No capítulo três, “O Emergentismo de Heidegger”, o autor apresenta de maneira sucinta o emergentismo, contrastando-o com o reducionismo. Tendo caracterizado a noção de emergência (mais adiante abordada), McDonough interpreta alguns conceitos-chave do pensamento de Heidegger, tais como verdade-primordial e presença (Anwesen). Segundo McDonough, “a questão do ser é realmente uma questão acerca da emergência (no sentido ontológico) da verdade primordial” (p. 59). No capítulo quatro, “Ser como Emergência Ontológica”, McDonough reapresenta as teses heideggerianas sobre ser depreendidas no capítulo dois em termos emergentistas; neste caso, ser é literalmente assimilado à emergência. No capítulo cinco, “Dasein como Microcosmo”, McDonough assimila a relação do ser do Dasein com o ser em geral com a relação de um microcosmo com um macrocosmo, ou seja, de que o ser do Dasein é uma espécie de espelho (micro) do ser em geral (macro). Uma vez que ser fora assimilado com emergência, o propósito do capítulo seis é mostrar que o Dasein enquanto existência é um tipo específico de organismo “auto-emergente” (p. 88). Já no capítulo sete, “O nada no Centro do Ser do Dasein,” o autor argumenta que a noção de “Nada”, enquanto uma estrutura ontológica do Dasein, vista de um ponto de vista emergentista, indica que certas características não são prefiguradas pelos estados temporais precedentes, ou seja, são existencialmente emergentes.
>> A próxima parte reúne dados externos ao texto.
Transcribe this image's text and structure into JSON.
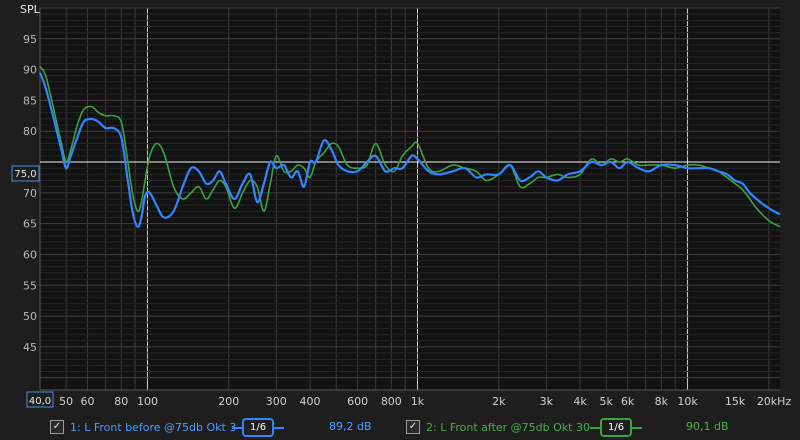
{
  "app": {
    "ylabel": "SPL",
    "cursor_level": "75,0",
    "x_start_label": "40,0"
  },
  "legend": [
    {
      "checked": true,
      "label": "1: L Front before @75db Okt 3",
      "smoothing": "1/6",
      "level": "89,2 dB",
      "color": "#2f86ff"
    },
    {
      "checked": true,
      "label": "2: L Front after @75db Okt 30",
      "smoothing": "1/6",
      "level": "90,1 dB",
      "color": "#3aa33a"
    }
  ],
  "chart_data": {
    "type": "line",
    "xscale": "log",
    "xlim": [
      40,
      22000
    ],
    "ylim": [
      38,
      100
    ],
    "ylabel": "SPL",
    "grid": true,
    "reference_line": 75,
    "x_tick_labels": [
      {
        "v": 50,
        "t": "50"
      },
      {
        "v": 60,
        "t": "60"
      },
      {
        "v": 80,
        "t": "80"
      },
      {
        "v": 100,
        "t": "100"
      },
      {
        "v": 200,
        "t": "200"
      },
      {
        "v": 300,
        "t": "300"
      },
      {
        "v": 400,
        "t": "400"
      },
      {
        "v": 600,
        "t": "600"
      },
      {
        "v": 800,
        "t": "800"
      },
      {
        "v": 1000,
        "t": "1k"
      },
      {
        "v": 2000,
        "t": "2k"
      },
      {
        "v": 3000,
        "t": "3k"
      },
      {
        "v": 4000,
        "t": "4k"
      },
      {
        "v": 5000,
        "t": "5k"
      },
      {
        "v": 6000,
        "t": "6k"
      },
      {
        "v": 8000,
        "t": "8k"
      },
      {
        "v": 10000,
        "t": "10k"
      },
      {
        "v": 15000,
        "t": "15k"
      },
      {
        "v": 20000,
        "t": "20kHz"
      }
    ],
    "y_tick_labels": [
      "45",
      "50",
      "55",
      "60",
      "65",
      "70",
      "80",
      "85",
      "90",
      "95"
    ],
    "y_ticks": [
      45,
      50,
      55,
      60,
      65,
      70,
      80,
      85,
      90,
      95
    ],
    "series": [
      {
        "name": "1: L Front before @75db Okt 3",
        "color": "#2f86ff",
        "x": [
          40,
          42,
          45,
          48,
          50,
          52,
          55,
          58,
          62,
          66,
          70,
          75,
          80,
          84,
          88,
          92,
          95,
          98,
          102,
          108,
          115,
          125,
          135,
          145,
          155,
          165,
          175,
          185,
          195,
          210,
          225,
          240,
          255,
          270,
          285,
          300,
          320,
          340,
          360,
          380,
          400,
          420,
          450,
          480,
          510,
          550,
          600,
          650,
          700,
          760,
          820,
          880,
          950,
          1000,
          1100,
          1200,
          1350,
          1500,
          1650,
          1800,
          2000,
          2200,
          2400,
          2600,
          2800,
          3000,
          3300,
          3600,
          4000,
          4400,
          4800,
          5200,
          5600,
          6000,
          6600,
          7200,
          8000,
          9000,
          10000,
          11000,
          12000,
          13000,
          14000,
          15000,
          16000,
          17000,
          18000,
          20000,
          22000
        ],
        "y": [
          89.5,
          87,
          82,
          77,
          74,
          76,
          79,
          81.5,
          82,
          81.5,
          80.5,
          80.5,
          79,
          73,
          67,
          64.5,
          66,
          69.5,
          70,
          68,
          66,
          67,
          71,
          74,
          73.5,
          71.5,
          72,
          73.5,
          71.5,
          69,
          71.5,
          73,
          68.5,
          71.5,
          75,
          74,
          74.5,
          72.5,
          73.5,
          71,
          75,
          75,
          78.5,
          77,
          74.5,
          73.5,
          73.5,
          75,
          76,
          73.5,
          74,
          74,
          76,
          75.5,
          73.5,
          73,
          73.5,
          74,
          72.5,
          73,
          73,
          74.5,
          72,
          72.5,
          73.5,
          72.5,
          72,
          73,
          73.5,
          75,
          74.5,
          75,
          74,
          75,
          74,
          73.5,
          74.5,
          74.5,
          74,
          74,
          74,
          73.5,
          73,
          72,
          71.5,
          70,
          69,
          67.5,
          66.5
        ]
      },
      {
        "name": "2: L Front after @75db Okt 30",
        "color": "#3aa33a",
        "x": [
          40,
          42,
          45,
          48,
          50,
          52,
          55,
          58,
          62,
          66,
          70,
          75,
          80,
          84,
          88,
          92,
          95,
          98,
          102,
          108,
          115,
          125,
          135,
          145,
          155,
          165,
          175,
          185,
          195,
          210,
          225,
          240,
          255,
          270,
          285,
          300,
          320,
          340,
          360,
          380,
          400,
          420,
          450,
          480,
          510,
          550,
          600,
          650,
          700,
          760,
          820,
          880,
          950,
          1000,
          1100,
          1200,
          1350,
          1500,
          1650,
          1800,
          2000,
          2200,
          2400,
          2600,
          2800,
          3000,
          3300,
          3600,
          4000,
          4400,
          4800,
          5200,
          5600,
          6000,
          6600,
          7200,
          8000,
          9000,
          10000,
          11000,
          12000,
          13000,
          14000,
          15000,
          16000,
          17000,
          18000,
          20000,
          22000
        ],
        "y": [
          90.5,
          89,
          83.5,
          78,
          75,
          77,
          81,
          83.5,
          84,
          83,
          82.5,
          82.5,
          81.5,
          76,
          70,
          67,
          68.5,
          72,
          76,
          78,
          76.5,
          71,
          69,
          70,
          71,
          69,
          70.5,
          72,
          71,
          67.5,
          70,
          72,
          71,
          67,
          71.5,
          76,
          73.5,
          73.5,
          74.5,
          74,
          72.5,
          75,
          76.5,
          78,
          77.5,
          74.5,
          74,
          74.5,
          78,
          74.5,
          73.5,
          76,
          77.5,
          78,
          74,
          73.5,
          74.5,
          74,
          73.5,
          72,
          73,
          74.5,
          71,
          71.5,
          72.5,
          72.5,
          73,
          72.5,
          73,
          75.5,
          74.5,
          75.5,
          75,
          75.5,
          74.5,
          74.5,
          74.5,
          74,
          74.5,
          74.5,
          74,
          73.5,
          72.5,
          71.5,
          70.5,
          69,
          67.5,
          65.5,
          64.5
        ]
      }
    ]
  }
}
É nesse sentido que se pode dizer que tais características emergentes advêm do nada. O capítulo sete fecha a interpretação emergente-organicista de Ser e Tempo. No entanto, há mais dois capítulos (oitavo e nono) que visam apresentar brevemente a fenomenologia de Heidegger e Husserl, e um último (décimo), que dá continuidade à perspectiva emergente-organicista, no qual são tecidas considerações de cunho ético e político do pensamento de Heidegger, interpretadas, por exemplo, à luz das noções de autenticidade e inautenticidade do Dasein.

Por fim, no epílogo “A Natureza Provisória de Ser e Tempo”, McDonough reafirma alguns dos objetivos do seu livro, cuja proposta interpretativa é conceber um “caminho do meio” entre as interpretações do pensamento de Heidegger. Nesse sentido, o autor justifica a importância de termos neutros como chave para a interpretação, tal como a sua proposta emergente-organicista, sobretudo para chamar a atenção acerca da proficuidade do pensamento de Heidegger para os filósofos de outras tradições filosóficas que não a continental.

III. Para qualquer um que não esteja minimamente familiarizado com a tradição organicista-emergentista aludida por McDonough, e principalmente para aqueles que pertencem a essa tradição, a primeira pergunta que vem à mente é a seguinte: mas do que especificamente trata o “emergentismo”? Ou melhor: o que o autor está designando pelo conceito de “emergência” nesse contexto? McDonough não entra em discussões específicas sobre o conceito de emergência (baseando-se em Kim), porém, apresenta-nos uma idéia geral acerca da noção de emergência: a de que um “todo orgânico” não se resume à mera soma das partes; e de que algo novo “surge” que não estava antes presente no “todo” (p. 53).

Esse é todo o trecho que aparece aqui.